To set the scene, it's 2001. Town have won just four times since the end of October. Relegation is beginning to look inevitable. Then Danny Coyne and Paul Groves deliver a win at fellow-relegation candidates Queens Park Rangers. We touched on that game after James McKeown's heroics against Port Vale. A couple of games later, another relegation rival - Tranmere - visit Blundell Park.
So your homework is to go away and read Tony Butcher's match report from that game. See you again in a few minutes.

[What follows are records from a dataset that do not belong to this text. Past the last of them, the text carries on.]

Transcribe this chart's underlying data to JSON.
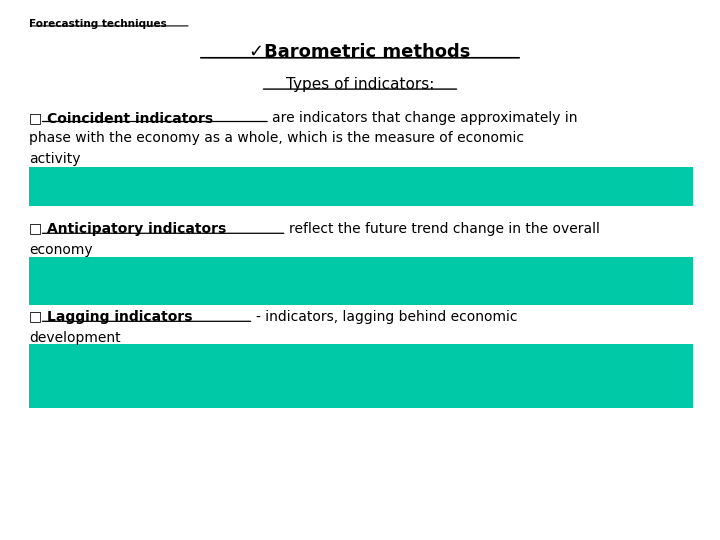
{
  "background_color": "#ffffff",
  "top_label": "Forecasting techniques",
  "title1": "✓Barometric methods",
  "title2": "Types of indicators:",
  "bullet1_bold": "□ Coincident indicators ",
  "bullet1_rest1": "are indicators that change approximately in",
  "bullet1_rest2": "phase with the economy as a whole, which is the measure of economic",
  "bullet1_rest3": "activity",
  "bullet2_bold": "□ Anticipatory indicators ",
  "bullet2_rest1": "reflect the future trend change in the overall",
  "bullet2_rest2": "economy",
  "bullet3_bold": "□ Lagging indicators ",
  "bullet3_rest1": "- indicators, lagging behind economic",
  "bullet3_rest2": "development",
  "bar_color": "#00c9a7",
  "font_family": "DejaVu Sans"
}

I did not see the Tranmere game but I was there for the next, at home to Watford. Once again, we came from behind to win. Once again the most unlikely players - our winning goal was bundled in by Stacy Coldicott after an absent-minded run and bumbling cross from Tony Gallimore - emerged as heroes. Once again, the chemistry between players and fans was producing some kind of static charge, the product of a shared will, a magnetic, compelling force. Defeat became impossible. Relegation we avoided.
Steve Livingstone, Coldicott and Gallimore weren't always heroes. In fact they were often not too far from the uncoveted role of Scapegoat-in-Chief. Luke Cornwall was a loan player a few degrees more effective than Mike Jeffrey and Daryl Clare had become; he was fondly remembered for years after, based on a Town career of a few weeks. They became heroes because when the crunch games came, they rose to the occasion. They may have been part of a squad that got into trouble, but we forgave all after they had delivered in relegation six-pointers.
Russell Slade has stripped us of established character. But tomorrow, and on Monday, and again the following Saturday, the chance is there for a Town player to make a lasting name for himself. There are some things about this season, the board should note, that we will never forgive. But for the squad, there is the chance of redemption. Any player who takes each game by the scruff of its neck, who provides commitment and leadership and drive, who performs now as though they need it just as much as we do: they could become a hero, not for one day but for years to come.